Concetti Chiave
- La morte dell'Imperatore Teodosio nel 395 provoca tensioni tra Oriente e Occidente, con i Visigoti di Alarico che minacciano Costantinopoli.
- Arcadio e Onorio, figli di Teodosio, nominano barbari come ministri: Rufino in Oriente e Stilicone in Occidente, ma la rivalità tra loro impedisce un fronte comune contro i Visigoti.
- Alarico, dopo aver ottenuto il permesso di stanziarsi in Illiria, marcia su Roma e la saccheggia nel 410, un evento visto come presagio della fine dell'Impero Romano.
- Stilicone, inizialmente vittorioso contro Alarico a Pollenzo, viene assassinato per gelosie interne, spianando la strada al ritorno di Alarico in Italia.
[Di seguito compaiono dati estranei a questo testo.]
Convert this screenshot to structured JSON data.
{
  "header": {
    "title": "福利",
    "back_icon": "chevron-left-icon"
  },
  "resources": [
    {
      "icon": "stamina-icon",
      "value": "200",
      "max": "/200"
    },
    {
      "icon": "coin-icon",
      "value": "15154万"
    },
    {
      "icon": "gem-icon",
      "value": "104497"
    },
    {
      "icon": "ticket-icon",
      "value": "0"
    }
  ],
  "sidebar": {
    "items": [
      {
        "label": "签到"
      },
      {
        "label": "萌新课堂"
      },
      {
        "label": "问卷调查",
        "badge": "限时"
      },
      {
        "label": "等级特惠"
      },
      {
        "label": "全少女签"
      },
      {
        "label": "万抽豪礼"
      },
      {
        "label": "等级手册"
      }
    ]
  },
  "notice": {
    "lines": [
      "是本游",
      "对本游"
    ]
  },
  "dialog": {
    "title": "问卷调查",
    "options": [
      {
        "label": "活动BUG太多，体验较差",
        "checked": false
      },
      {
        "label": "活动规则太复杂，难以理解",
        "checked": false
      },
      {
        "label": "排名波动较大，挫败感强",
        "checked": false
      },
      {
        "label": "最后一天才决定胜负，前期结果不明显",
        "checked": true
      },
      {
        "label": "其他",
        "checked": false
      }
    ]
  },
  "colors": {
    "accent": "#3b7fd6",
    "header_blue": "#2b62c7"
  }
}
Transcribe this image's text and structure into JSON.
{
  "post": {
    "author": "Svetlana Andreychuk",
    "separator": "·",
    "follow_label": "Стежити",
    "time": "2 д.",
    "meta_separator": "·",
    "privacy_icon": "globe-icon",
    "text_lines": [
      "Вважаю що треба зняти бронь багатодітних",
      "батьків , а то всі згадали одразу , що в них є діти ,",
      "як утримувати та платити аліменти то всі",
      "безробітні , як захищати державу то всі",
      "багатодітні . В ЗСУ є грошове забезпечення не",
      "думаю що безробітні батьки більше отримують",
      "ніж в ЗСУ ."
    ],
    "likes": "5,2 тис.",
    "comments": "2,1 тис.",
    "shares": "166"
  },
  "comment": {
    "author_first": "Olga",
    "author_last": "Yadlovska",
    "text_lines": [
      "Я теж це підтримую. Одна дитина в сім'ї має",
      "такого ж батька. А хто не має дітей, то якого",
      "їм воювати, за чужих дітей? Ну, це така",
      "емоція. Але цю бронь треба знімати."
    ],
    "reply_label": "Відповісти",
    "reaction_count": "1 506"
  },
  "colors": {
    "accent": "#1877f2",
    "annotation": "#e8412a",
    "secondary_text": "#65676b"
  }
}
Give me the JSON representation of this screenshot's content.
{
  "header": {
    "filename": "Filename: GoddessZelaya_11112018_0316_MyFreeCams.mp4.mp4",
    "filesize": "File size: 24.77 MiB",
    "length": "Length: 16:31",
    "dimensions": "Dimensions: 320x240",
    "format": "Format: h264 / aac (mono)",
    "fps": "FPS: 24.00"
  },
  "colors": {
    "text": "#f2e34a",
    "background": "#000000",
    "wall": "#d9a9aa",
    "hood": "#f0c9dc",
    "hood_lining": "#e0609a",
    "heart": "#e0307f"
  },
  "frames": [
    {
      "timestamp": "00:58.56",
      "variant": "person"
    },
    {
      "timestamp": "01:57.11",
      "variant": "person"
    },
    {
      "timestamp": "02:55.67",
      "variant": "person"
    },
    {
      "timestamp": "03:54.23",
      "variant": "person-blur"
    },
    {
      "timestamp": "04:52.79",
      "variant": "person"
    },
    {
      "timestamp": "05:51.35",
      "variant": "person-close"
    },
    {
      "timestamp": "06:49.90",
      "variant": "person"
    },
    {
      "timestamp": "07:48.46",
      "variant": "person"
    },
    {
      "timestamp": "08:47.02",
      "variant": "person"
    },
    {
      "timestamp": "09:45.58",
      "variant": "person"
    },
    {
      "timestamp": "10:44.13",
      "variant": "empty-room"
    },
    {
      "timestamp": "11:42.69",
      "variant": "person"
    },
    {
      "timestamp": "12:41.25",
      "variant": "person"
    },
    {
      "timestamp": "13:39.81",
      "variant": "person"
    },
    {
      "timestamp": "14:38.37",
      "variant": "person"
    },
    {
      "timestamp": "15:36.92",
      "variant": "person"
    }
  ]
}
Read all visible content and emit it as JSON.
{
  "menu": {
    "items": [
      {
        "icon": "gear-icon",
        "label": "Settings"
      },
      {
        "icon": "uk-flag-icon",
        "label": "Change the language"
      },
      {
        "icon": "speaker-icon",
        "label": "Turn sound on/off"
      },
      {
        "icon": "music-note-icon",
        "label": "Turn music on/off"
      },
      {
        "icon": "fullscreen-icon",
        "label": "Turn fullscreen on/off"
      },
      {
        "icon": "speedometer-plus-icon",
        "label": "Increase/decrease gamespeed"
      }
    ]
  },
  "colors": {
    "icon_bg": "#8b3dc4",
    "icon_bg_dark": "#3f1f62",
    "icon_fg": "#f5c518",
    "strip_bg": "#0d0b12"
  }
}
- S. Gerolamo e S. Agostino documentano la tragedia del saccheggio, con S. Agostino che risponde alle accuse contro il Cristianesimo scrivendo "La Città di Dio".
Indice
La minaccia dei Visigoti
Con la scomparsa dell’ Imperatore Teodosio, avvenuta nel 395, nell’ Impero Romano, la situazione precipita di nuovo. I Visigoti comandati da Alarico minacciano di marciare su Costantinopoli, rivelando il conflitto fra Oriente ed Occidente.
Divisione e rivalità nell'impero
I due imperatori, Arcadio e Onorio figli di Teodosio che si erano divisi l’Impero alla morte del padre, avevano nominati primo ministro e supremo generale due barbari: rispettivamente il goto Rufino (in Oriente) e il vandalo Stilicone (in Occidente). Fra i due non correva buon sangue, per cui, invece di riunire tutte le forze per far fronte all’invasione dei Visigoti, Rufino preferì convogliare l’esercito nemico verso l’ Italia concedendo ai Visigoti di stanziarsi nell’ Illiria.
La difesa di Stilicone
Quasi subito, Alarico riprese la sua marcia e giunse in Italia. Per difendersi, l’imperatore Onorio preferì abbandonare Roma per rifugiarsi a Ravenna perché questa città era considerata più sicura ed inespugnabile in quanto lambita dal mare (da cui potevano arrivare soccorsi da Oriente) e circondata da paludi. Da parte sua, Stilicone affrontò, sconfiggendolo, Alarico a Pollenzo in Piemonte nel 402. Questa vittoria suscitò molto entusiasmo nel mondo romano; in realtà esistevano seri motivi per preoccuparsi perché si era trattato di in barbaro che aveva vinto un popolo barbaro sul suolo italiano. Le gelosie non mancavano: la nobiltà romana vedeva con gelosia la figura del Barbaro Stilicone che stava acquisendo popolarità e lo stesso Onorio nutriva sospetto nei confronti del generale a tal punto da farlo assassinare anche se ne aveva sposato la figlia.
Il saccheggio di Roma
Alarico, approfittando della scomparsa di Stilicone, tornò di nuovo in Italia, giunse a Roma e saccheggiò orrendamente la città (410). Il fatto suscito un forte sgomento e nel saccheggio della città molti vedevano il segno della fine dell’Impero Romano se non del mondo. Due figure importanti ci descrivono la gravità della situazione: S., Gerolamo e S. Agostino. S. Girolamo che paragona il saccheggio di Roma alla rovina di Troia o di Gerusalemme, secondo quanto riportato nella Bibbia. S.Agostino vede giungere in Africa i fuggiaschi, stravolti dal terrore, che accusano il Cristianesimo di aver causato la rovina dell’ Impero. Egli scrive, allora, la Città di Dio per confutare tale accusa.
Domande da interrogazione
- Quali furono le conseguenze immediate della morte dell'Imperatore Teodosio nel 395?
- Come reagì l'imperatore Onorio alla minaccia dei Visigoti guidati da Alarico?
- Quali furono le reazioni al saccheggio di Roma nel 410?
La morte di Teodosio portò a una divisione dell'Impero tra i suoi figli, Arcadio e Onorio, e a un conflitto tra Oriente e Occidente, con i Visigoti di Alarico che minacciavano Costantinopoli.
Onorio abbandonò Roma per rifugiarsi a Ravenna, considerata più sicura, mentre Stilicone affrontò e sconfisse Alarico a Pollenzo nel 402.
Il saccheggio suscitò sgomento e fu visto come un segno della fine dell'Impero Romano. S. Girolamo lo paragonò alla rovina di Troia, mentre S. Agostino scrisse "La Città di Dio" per confutare l'accusa che il Cristianesimo avesse causato la rovina dell'Impero.